I don’t think that livewire is designed to be fast. I saw a few sites made with laravel and livewire beeing pretty slow.

When you really care about speed then I would prefer to use Laravel/Livewire to design a nice backend for you/your client. And then build a nice frontend with plain blade or even a static site generator like https://github.com/tighten/jigsaw or https://www.gatsbyjs.com/. With gatsby (I know) - you get sites that deliver 100 points and full pwa in a Lighthouse test.

Hmm, quite interesting, I just got my new laptop yesterday and suddenly all the scores went up in Lighthouse… and they’re now in line with the scores of web.dev/measure. I think my 2011 XPS 15 wasn’t fast enough to simulate a throttled down Moto 4G? :grimacing: :grimacing: My brand new XPS 15 is yielding excellent results, similar to web.dev/measure.
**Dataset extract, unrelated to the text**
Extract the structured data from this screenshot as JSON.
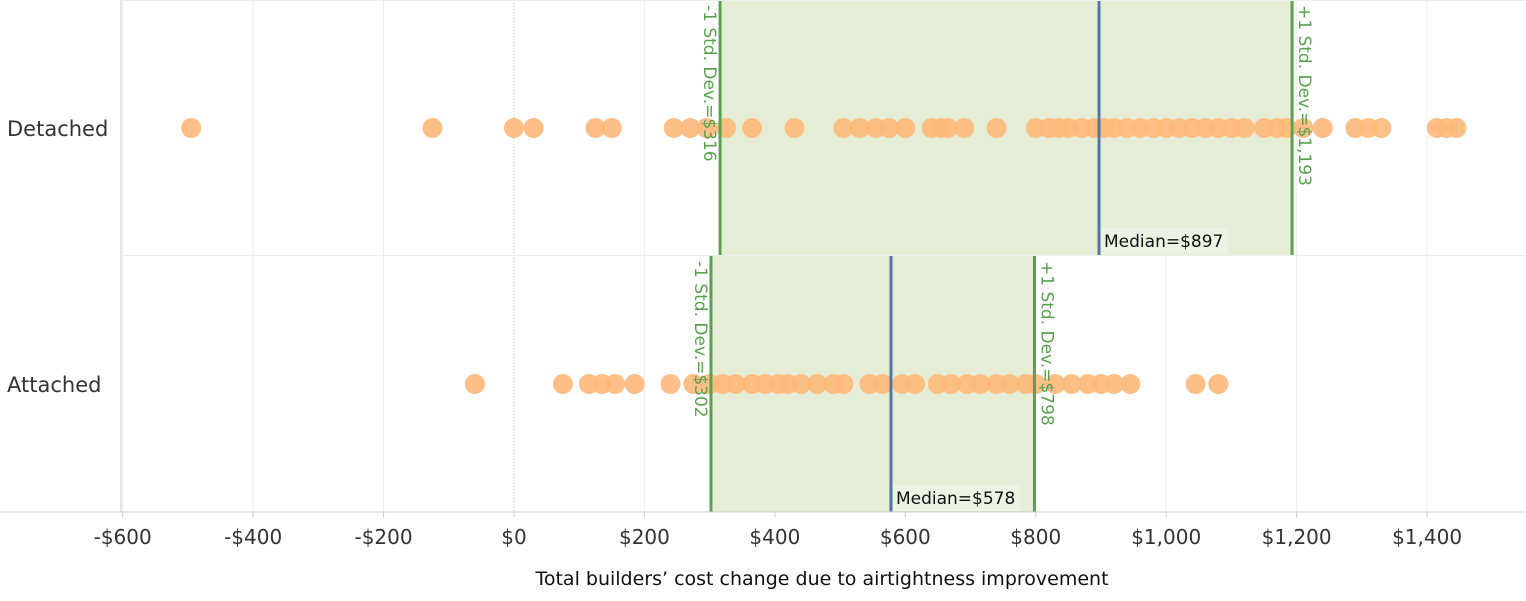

I guess livewire is very swift after all (-: Still interested in how the way Livewire alters the DOM is different from the way a virtual dom utilizing JS framework does and what that should mean on speed.

@Slowwie, thanks for your reply, Gatsby also looks interesting, though doesn’t offer the blazingly fast dev exp that Livewire does but if speed would still be a problem, I might’ve changed my mind.